I was born in the year 1999. This was me. (At around 7-8 yrs)
Growing up in my family, I was eldest, so I had everything I wanted. Often overpowering and over-shadowing my younger brother’s voice in the family. I grew up successful. In Primary School, everybody wanted to do well in their CCAs, be popular, and get good grades. I had that. I was the Vice-Captain of my CCA, Badminton. I’d won many awards and medals. I was popular in school, because I was very naughty. I did many things to the extreme. There was once I peed into someone’s water bottle and made him drink it just because I didn’t like him. (He didn’t know it was pee in that bottle up to this day)
I did relatively well in my studies as well. I was integrated into the high-achievers programme for my Math, English and Science. (Chinese was from another planet)
But cut the long story short, my friend invited me into Heart of God Church. I came to church when I was 13. I remember forming a small clique with the people I didn’t even know because we were all connected by a popular game back then, called Vanguard. I remember my leader, Dominic, was so frustrated because every time we wanted to go somewhere after our service, I would be gathering the people to play Vanguard. Let me come back to this story in a while.

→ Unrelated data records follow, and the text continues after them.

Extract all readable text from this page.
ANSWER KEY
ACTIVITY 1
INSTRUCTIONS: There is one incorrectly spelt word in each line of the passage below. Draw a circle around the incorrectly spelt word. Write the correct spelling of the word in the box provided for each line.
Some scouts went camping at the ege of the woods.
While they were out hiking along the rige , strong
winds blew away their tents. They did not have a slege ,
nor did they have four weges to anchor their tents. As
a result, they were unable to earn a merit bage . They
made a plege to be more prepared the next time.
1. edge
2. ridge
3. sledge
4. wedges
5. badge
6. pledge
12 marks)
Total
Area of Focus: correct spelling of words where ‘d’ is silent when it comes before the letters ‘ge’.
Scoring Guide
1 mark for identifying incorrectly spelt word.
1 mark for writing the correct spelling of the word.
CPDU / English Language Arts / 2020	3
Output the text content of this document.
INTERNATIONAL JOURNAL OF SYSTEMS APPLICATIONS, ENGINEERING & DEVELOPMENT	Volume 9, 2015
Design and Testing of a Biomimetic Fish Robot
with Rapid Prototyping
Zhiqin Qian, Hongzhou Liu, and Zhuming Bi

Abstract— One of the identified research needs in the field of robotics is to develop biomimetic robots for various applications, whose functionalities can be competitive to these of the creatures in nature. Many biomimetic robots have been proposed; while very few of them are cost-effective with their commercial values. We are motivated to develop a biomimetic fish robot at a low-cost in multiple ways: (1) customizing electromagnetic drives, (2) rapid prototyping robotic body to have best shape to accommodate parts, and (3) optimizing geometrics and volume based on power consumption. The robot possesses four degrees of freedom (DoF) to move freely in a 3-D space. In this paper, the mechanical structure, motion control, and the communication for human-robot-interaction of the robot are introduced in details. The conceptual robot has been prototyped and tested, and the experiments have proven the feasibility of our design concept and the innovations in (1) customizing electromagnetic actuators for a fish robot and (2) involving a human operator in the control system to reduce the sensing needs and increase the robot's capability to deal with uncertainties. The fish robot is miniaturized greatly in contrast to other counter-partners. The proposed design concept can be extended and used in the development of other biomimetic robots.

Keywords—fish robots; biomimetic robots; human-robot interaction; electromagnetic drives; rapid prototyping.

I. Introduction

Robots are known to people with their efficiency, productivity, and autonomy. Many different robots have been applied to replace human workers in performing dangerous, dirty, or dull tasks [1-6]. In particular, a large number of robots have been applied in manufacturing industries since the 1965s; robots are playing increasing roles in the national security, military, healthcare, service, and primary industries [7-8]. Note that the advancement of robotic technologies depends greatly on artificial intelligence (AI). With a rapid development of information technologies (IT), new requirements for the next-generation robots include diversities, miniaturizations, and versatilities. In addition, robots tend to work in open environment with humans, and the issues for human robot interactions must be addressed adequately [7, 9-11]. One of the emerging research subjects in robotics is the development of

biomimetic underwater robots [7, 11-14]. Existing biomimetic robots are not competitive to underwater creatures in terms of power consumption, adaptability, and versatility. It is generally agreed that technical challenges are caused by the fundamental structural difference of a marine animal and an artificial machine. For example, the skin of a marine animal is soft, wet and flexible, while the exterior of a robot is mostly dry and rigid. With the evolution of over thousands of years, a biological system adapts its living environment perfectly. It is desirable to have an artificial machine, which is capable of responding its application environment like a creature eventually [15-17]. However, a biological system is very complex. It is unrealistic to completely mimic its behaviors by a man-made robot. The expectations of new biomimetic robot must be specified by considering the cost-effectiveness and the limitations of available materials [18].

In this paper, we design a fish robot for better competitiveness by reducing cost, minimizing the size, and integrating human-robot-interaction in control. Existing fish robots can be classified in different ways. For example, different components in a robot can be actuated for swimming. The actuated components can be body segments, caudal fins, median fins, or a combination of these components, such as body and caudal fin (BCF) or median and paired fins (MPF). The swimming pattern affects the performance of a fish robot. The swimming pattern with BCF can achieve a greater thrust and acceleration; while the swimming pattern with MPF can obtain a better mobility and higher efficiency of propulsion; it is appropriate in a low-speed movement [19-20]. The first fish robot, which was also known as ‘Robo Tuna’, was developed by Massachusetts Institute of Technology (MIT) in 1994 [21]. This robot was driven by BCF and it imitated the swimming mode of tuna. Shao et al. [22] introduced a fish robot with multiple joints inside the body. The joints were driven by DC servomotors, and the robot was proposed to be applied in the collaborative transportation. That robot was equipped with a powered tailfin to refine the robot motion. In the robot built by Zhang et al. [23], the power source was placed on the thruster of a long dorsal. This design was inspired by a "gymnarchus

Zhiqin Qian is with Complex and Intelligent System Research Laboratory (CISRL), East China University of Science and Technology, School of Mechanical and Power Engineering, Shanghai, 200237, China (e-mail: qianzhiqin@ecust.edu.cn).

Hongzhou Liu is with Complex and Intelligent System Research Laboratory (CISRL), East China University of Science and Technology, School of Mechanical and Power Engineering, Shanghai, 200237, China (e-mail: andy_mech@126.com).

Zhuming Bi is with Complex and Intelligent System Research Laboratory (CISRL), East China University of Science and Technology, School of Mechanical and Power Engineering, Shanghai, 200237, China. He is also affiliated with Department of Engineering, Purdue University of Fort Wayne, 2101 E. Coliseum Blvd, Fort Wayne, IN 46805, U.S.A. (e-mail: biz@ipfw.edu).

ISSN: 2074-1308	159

It is interesting to look at the world’s perception of youth. Really the world views the youth as people who need to be taken care of, not released in their strength. No one in the world sees any value of young people. Let me illustrate. Say if you are a 13 year-old boy and your parents give you $5000 to book a 3 day suite in Marina Bay Sands. And due to a few hiccups at work, they can only join you a day late, and you have to personally go and book the room. So let’s say, you walk into Marina Bay Sands alone, dressed in your favourite Singlet, Bermudas, and Slippers. How would the people look at you? The people are dressed exceptionally well in suits, prim and proper. Having their executive meetings. Discussing million-dollar deals. And you are sticking out like a sore thumb. What’s more, in their head, they are asking,
“What is he doing here?”
“Oh no, is that little boy lost?”
“Does he need help to look for his parents?”
I will end the story here. My point is, no one really sees young people as people who can be put in their strength, but people who need to be kept busy, or even taken care of. And coming back to my previous story about me coming to Heart of God Church, it was different. Pastors and Leaders always teach;
“Love picks up people in their Weakness, but respect releases them in their Strength.”
I was loved in church. Dominic, on many counts brought me out to eat and believed that I could be a leader. I remember Pastor How called me into his office one day, and believed in me. He said I could be a leader of 100s. I saw how much the youth was valued here. I knew I had value. I was believed in for not what I could do, but who I could be. I knew Heart of God Church was a place for me.
At a more recent stage of my life, God gave me a dream to lead 1000 people before I am 21. I lead 20 people now, and it was a really big dream. That week, I received a text from Dominic and Nicholas, they said they believed in my dream. They had done it before in church, and it is going to be easier because they knew what it took. I still have that dream. And I am still fighting for it. I live and breathe it day by day. I was an insecure 13 year old boy with unusual leadership abilities. I still have relapses of insecurity on many counts and the things I do. But my life was changed in Heart of God Church, and it will never be the same again. I am excited for what the future beholds.
Ending off with a scripture.
Haggai 2:9 (NLT)
“The future glory of this Temple will be greater than the past glory, says the Lord of Heaven’s Armies. And in this place, I will bring peace. I, the Lord of Heaven’s Armies have spoken!”
All the honour and glory to God. My life was changed. And I will rise up… To grow in my character and run towards the future.